UCF School of Teacher Education students have the opportunity to work with English-learning students in Costa Rica while experiencing the challenges they face in their own way. 

Celebration Knights Group Photo
Student in the Teaching World Languages in K-12 Schools course have the opportunity to stay with host families and work at a bilingual school in Costa Rica as part of their coursework.

When 14 UCF students land in Atenas, Costa Rica this summer as part of their coursework, they’ll gain a whole new understanding of the term “full immersion.” 

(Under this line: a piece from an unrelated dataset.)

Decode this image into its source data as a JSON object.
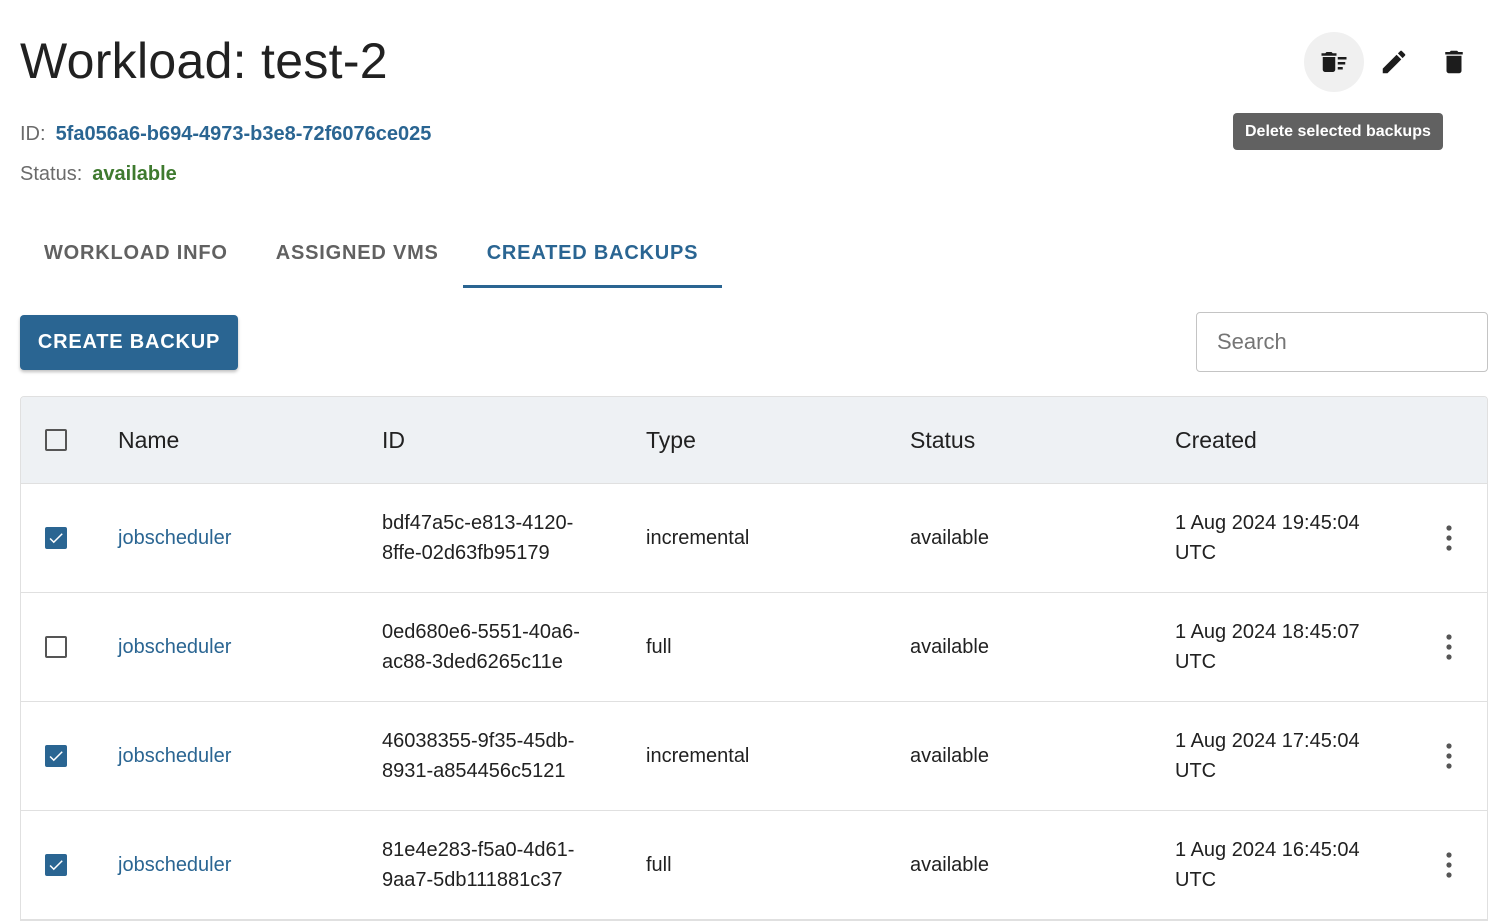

While required for world languages education students, associate professor Michele Regalla and associate professor Nicole Damico’s Teaching World Languages in K-12 Schools course is open to all School of Teacher Education students as an elective course. The goal is to give teacher candidates hands-on experience working with students who are learning English as a second language while also immersing them in a second-language experience of their own. However, no language proficiency is required. In fact, Regalla says this is something that only adds to the value of their experience. 

“Believe it or not, that actually represents a majority of the students we bring,” Regalla says. “Most of them come with knowledge of high-school Spanish or even less than that.”  

Once in Atenas, the students spend nearly two weeks working at the Green Valley School. The fully bilingual school integrates English-speaking curriculum at every grade level, allowing native Spanish-speaking students to become fluent and fully bilingual English speakers by the time they graduate. Students work in the classroom during the day, gaining experience comparable to working with English as a second language (ESOL) students in American classrooms. The cohort also receives Spanish lessons during the day. 

“That’s when the fun really begins and the learning really hits home,” Regalla says. 

As part of the trip, students are paired with a host family in Atenas who, like the students, are not required to be bilingual.  

“Many of these families do not speak English in the home,” Regalla says. “We drop our students off for the night, and it’s up to them from there.” 

She says it’s during this part of the trip when the coursework really sinks in. After spending the day working with students who are trying to understand them, they must then walk a mile in those students’ shoes by experiencing what it’s like to be in a foreign country with limited language skills. 

“It was overwhelming at times when I could not communicate or understand something in a conversation,” says Raquel Luciano, a senior secondary education major on the English language arts track. “Moving forward as an educator, I now know firsthand what it is like to be a second-language learner in a new country. My love of language deepened because of this trip, and I developed a newfound respect for people who speak more than one language.” 

“One of my favorite things about this trip is that it’s open to all of our teacher education students,” Regalla says. “This is really an experience that anyone who plans to work in a classroom especially here in Florida can benefit from.” 

The Teaching World Languages in K-12 Schools course trip to Costa Rica occurs each summer semester. Applications for the Summer 2024 cohort will open later this year via UCF Abroad.